Last coffee at Cartel, an unexpectedly delightful discovery in Tucson for this coffee geek. Leaving with an astounding P.N.G. Soon to be on my way to Arcosanti.
At Arcosanti now. Dinner. A delicious dinner mind you. Buffet style. I’m well impressed; it’s worth the $10. Somehow ended up at the one table where half the staff is. Not sure why they sat with me with all the empty tables in the place. These two kids in their early twenties are beside me eating, not saying a word. Sort of mumbled conversation after sitting, but the last ten minutes is just the ‘tink’ of fork on plate. Maybe they’re embarrassed that I might hear some juicy, undisclosable secret (though if that’s the case why not just get their own table). Or just boring. Their colleagues beside them are carrying on lively enough. Thank God I’m on the corner. It’s an easy escape if necessary. There are at least ten other empty tables, as I mentioned. What about me is so magnetic? Like Kevin at the AirBnB in Tucson. Wouldn’t stop talking. Latched onto me like a crab. Or a leach. Or a disciple.
I have great neighbors in the bedroom adjacent to mine. Drinking wine and making merry. I’ll have a glass with them when I’ve finished dining. If any is left. They’re peak bagging. All the highest points in each of the fifty states. What a challenge! (and an expense). I rather like the idea. Quite a collection of memories acquired I imagine.
80 – At the Congress, Still in the Desert
Staying at the Congress in Tucson tonight.
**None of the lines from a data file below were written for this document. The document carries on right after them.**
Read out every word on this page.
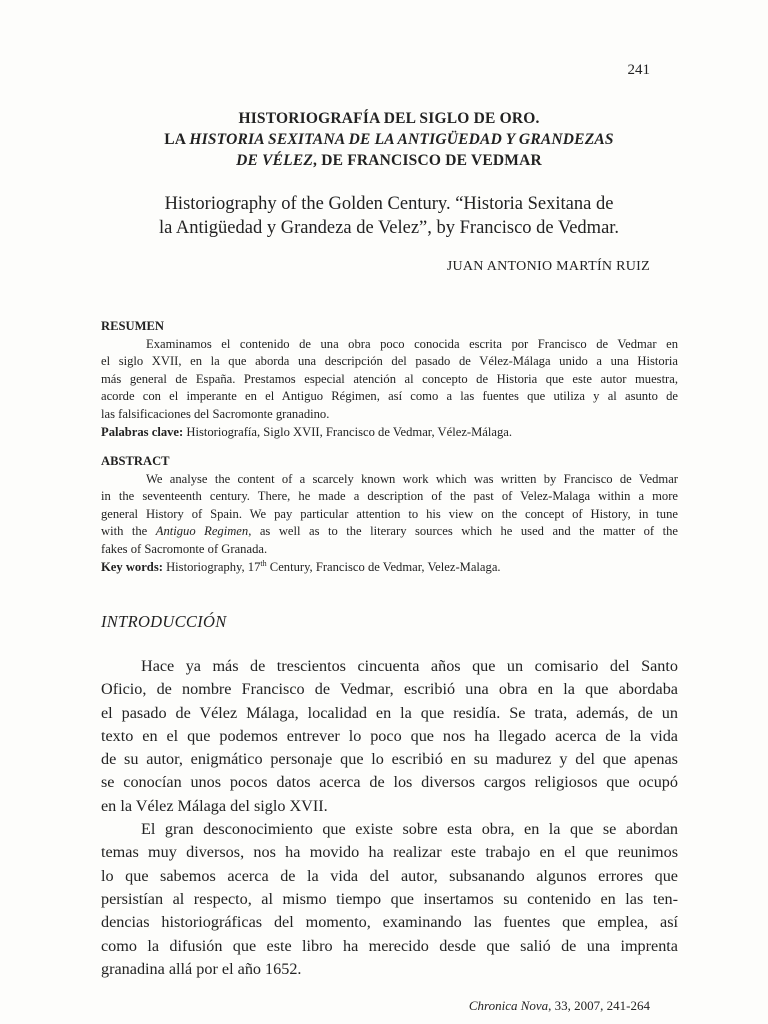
241
HISTORIOGRAFÍA DEL SIGLO DE ORO.
LA HISTORIA SEXITANA DE LA ANTIGÜEDAD Y GRANDEZAS
DE VÉLEZ, DE FRANCISCO DE VEDMAR
Historiography of the Golden Century. “Historia Sexitana de
la Antigüedad y Grandeza de Velez”, by Francisco de Vedmar.
JUAN ANTONIO MARTÍN RUIZ
RESUMEN
Examinamos el contenido de una obra poco conocida escrita por Francisco de Vedmar en
el siglo XVII, en la que aborda una descripción del pasado de Vélez-Málaga unido a una Historia
más general de España. Prestamos especial atención al concepto de Historia que este autor muestra,
acorde con el imperante en el Antiguo Régimen, así como a las fuentes que utiliza y al asunto de
las falsificaciones del Sacromonte granadino.
Palabras clave: Historiografía, Siglo XVII, Francisco de Vedmar, Vélez-Málaga.
ABSTRACT
We analyse the content of a scarcely known work which was written by Francisco de Vedmar
in the seventeenth century. There, he made a description of the past of Velez-Malaga within a more
general History of Spain. We pay particular attention to his view on the concept of History, in tune
with the Antiguo Regimen, as well as to the literary sources which he used and the matter of the
fakes of Sacromonte of Granada.
Key words: Historiography, 17th Century, Francisco de Vedmar, Velez-Malaga.
INTRODUCCIÓN
Hace ya más de trescientos cincuenta años que un comisario del Santo
Oficio, de nombre Francisco de Vedmar, escribió una obra en la que abordaba
el pasado de Vélez Málaga, localidad en la que residía. Se trata, además, de un
texto en el que podemos entrever lo poco que nos ha llegado acerca de la vida
de su autor, enigmático personaje que lo escribió en su madurez y del que apenas
se conocían unos pocos datos acerca de los diversos cargos religiosos que ocupó
en la Vélez Málaga del siglo XVII.
El gran desconocimiento que existe sobre esta obra, en la que se abordan
temas muy diversos, nos ha movido ha realizar este trabajo en el que reunimos
lo que sabemos acerca de la vida del autor, subsanando algunos errores que
persistían al respecto, al mismo tiempo que insertamos su contenido en las ten-
dencias historiográficas del momento, examinando las fuentes que emplea, así
como la difusión que este libro ha merecido desde que salió de una imprenta
granadina allá por el año 1652.
Chronica Nova, 33, 2007, 241-264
Built in 1913 it still retains the charm of that era while being ever so slightly updated for this current century (wifi, a/c, and modernized, though small, bathrooms). Tonight it’s a lively place, and all dressed up for Halloween, people walking around with booze in their hands, a band playing in the concert room somewhere, and, judging by the menu, good food. At the reception counter a small, glass case displays candy and cigarettes. It’s only lacking chewing tobacco and a selection of handguns and knives to round the showcase out.
I’m sipping a Negroni, sitting in the reception at a tall counter away from the bar, while observing a woman who has recently staggered into the room and sprawled herself across a nearby sofa. Has been there ten minutes or so. Can’t for the life of me figure out for what or why. I consider striking up a conversation, but I have this here book that I’m reading (a very enjoyable one, I should add), and the light is really quite dim, and from twenty feet away I’m finding it hard to determine if she’s attractive or not, or how old she might be, or if she’s even coherent to carry a conversation. And now, while writing this, she’s roused herself and meandered back outside to the patio. For another drink, perhaps? (They are cheap enough.) Frankly, I don’t think she’s in need of an additional drink unless it’s water or coffee. I’m reading a Henry Miller which, as I stated, I’m quite enjoying, and so it seems a good thing indeed that I did not approach this woman. I think she’s having a fine enough night on her own, and I am have a fine enough night on my own.
The light in here is dim and warm and multi-colored, and my drink is cherry-red and the bit of neon that’s reflecting off the dark, polished wood surfaces of the bar is also glowing in my drink like there’s a festival taking place somewhere within, and the bitterness of the Campari coupled with the sharpness of gin and sweetness of vermouth is like a tonic as it trickles down my throat. I can’t think that there could be a better place for me, or anyone else for that matter, to be than right here, right now.
Soon after this woman leaves, a family walks into the lobby. Two ebullient little girls climbing all over the furniture, and a punk kid in his teens—studded denim vest and a Dwarves patch across the back. Trucker hat. Father in a plaid flannel and a cowboy hat. No boots unfortunately, and certainly no spurs. Mother’s drinking a glass of red wine. Why wine? I don’t know. I suppose she likes red wine. Strange, though. I can’t see anyone drinking wine in a place like this. Cocktails are about all that makes any sense here, and at $6 for some very high quality stuff should be the only thing that anyone is drinking (the bartender knows what he’s doing).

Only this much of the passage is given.